When writing a story about a project I often advocate for the STAR narrative model, but found that while the overall structure is clear, it’s difficult to find the right details to make note of.

The Personal post-mortem seems a good tactic to get the details in order before forming a narrative structure. This seems to be also part of the reflection process that preceeds writing the story.
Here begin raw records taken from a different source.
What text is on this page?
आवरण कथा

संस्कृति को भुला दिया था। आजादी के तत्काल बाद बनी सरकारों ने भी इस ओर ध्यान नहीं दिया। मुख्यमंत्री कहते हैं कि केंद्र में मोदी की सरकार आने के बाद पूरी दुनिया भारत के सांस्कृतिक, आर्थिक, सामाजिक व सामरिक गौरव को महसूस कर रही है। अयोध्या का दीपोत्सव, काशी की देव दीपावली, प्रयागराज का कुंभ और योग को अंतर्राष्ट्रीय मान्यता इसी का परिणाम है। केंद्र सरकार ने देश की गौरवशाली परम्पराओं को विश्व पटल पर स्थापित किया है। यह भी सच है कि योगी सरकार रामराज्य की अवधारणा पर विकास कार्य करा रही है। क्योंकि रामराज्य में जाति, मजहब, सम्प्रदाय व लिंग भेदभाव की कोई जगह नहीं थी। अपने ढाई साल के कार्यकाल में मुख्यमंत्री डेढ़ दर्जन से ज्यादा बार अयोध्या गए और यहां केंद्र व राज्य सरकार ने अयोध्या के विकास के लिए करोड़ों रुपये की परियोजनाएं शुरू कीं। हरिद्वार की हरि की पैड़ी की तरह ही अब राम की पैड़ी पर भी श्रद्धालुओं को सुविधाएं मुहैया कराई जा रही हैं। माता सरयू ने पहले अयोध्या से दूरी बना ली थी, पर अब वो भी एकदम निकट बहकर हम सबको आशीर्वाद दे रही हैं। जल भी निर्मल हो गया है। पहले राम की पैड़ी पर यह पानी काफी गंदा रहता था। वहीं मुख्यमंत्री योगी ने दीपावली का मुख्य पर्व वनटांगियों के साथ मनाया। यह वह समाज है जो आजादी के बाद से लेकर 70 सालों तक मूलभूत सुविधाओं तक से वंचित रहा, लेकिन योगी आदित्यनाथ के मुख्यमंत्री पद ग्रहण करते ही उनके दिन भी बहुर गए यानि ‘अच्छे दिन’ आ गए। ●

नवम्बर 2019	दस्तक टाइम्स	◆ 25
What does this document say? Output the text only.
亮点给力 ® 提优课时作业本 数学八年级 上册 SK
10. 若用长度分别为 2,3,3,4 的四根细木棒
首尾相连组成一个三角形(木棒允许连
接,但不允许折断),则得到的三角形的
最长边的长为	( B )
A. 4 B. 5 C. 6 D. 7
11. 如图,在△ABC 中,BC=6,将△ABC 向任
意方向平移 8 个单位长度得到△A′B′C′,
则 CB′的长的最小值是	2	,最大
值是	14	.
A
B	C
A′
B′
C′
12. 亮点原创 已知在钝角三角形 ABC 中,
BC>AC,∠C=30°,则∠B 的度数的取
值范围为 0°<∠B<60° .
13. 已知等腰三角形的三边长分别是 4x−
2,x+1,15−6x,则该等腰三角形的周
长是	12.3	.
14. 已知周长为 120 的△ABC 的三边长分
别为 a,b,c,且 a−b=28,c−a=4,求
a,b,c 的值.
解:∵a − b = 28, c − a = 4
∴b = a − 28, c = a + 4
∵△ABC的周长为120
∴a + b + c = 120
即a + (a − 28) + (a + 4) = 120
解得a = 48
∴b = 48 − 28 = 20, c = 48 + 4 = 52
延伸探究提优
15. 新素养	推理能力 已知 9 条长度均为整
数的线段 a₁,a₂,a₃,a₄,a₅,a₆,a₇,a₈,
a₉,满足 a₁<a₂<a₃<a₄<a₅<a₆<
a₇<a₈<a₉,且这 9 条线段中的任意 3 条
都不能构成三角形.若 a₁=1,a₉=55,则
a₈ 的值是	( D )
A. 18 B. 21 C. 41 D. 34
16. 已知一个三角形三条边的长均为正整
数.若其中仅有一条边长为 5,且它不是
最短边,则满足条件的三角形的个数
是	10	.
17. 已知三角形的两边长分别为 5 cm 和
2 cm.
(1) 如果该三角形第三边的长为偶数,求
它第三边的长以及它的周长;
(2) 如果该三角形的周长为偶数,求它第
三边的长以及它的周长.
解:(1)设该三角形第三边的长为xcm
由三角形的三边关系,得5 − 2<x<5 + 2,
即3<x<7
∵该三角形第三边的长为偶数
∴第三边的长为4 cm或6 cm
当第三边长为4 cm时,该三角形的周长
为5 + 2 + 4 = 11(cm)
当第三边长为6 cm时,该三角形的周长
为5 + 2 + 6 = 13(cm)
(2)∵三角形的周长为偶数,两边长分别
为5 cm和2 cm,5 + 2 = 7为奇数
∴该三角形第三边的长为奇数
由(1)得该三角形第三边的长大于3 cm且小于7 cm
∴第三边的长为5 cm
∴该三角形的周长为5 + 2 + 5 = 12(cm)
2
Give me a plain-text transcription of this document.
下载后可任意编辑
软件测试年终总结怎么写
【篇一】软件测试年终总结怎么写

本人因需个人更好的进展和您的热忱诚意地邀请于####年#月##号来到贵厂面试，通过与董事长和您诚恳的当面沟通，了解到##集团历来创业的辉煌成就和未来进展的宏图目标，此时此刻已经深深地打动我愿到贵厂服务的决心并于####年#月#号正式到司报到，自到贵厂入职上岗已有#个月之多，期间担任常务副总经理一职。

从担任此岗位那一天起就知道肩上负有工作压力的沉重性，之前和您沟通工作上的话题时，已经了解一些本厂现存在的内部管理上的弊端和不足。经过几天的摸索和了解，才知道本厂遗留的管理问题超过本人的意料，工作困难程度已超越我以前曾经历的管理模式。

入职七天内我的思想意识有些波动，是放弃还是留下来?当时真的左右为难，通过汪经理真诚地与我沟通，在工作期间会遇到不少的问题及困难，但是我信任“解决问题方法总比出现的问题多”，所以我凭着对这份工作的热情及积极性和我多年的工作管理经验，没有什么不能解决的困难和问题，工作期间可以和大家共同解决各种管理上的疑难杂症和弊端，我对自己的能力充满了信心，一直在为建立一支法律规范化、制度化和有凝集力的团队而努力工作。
This method asks questions organised into four areas:

  • Process
    • How did you frame the problem?
    • What was your process?
    • Why did you choose this approach?
    • How did you learn what you needed to know?
    • What kind of research was needed?
    • How did you integrate the data or insights?
  • Deliverables
    • Given the usual set of constraints, are you honestly happy with the quality of what was delivered?
    • Was the wireframe/prototype/mock/flow/other up to scratch?
    • Did you account for all the details?
    • Were stakeholders happy with the result?
    • Would you put it in a portfolio?
  • Behaviours
    • Were you flexible when things changed? (Because they always do!)
    • Did you listen to stakeholder concerns and acknowledge their feedback?
    • Did you truly empathize with their point of view?
    • Would they work with you again?
    • If you had concerns, could you communicate them effectively?
    • Did you pay attention, follow through, organize your work, and prioritize appropriately?
  • Feelings
    • Did you enjoy this project? Why?
    • Was it easy, neutral or difficult?
    • Was the workload too much or not enough?
    • What was the best thing about this project?
    • What was the biggest challenge?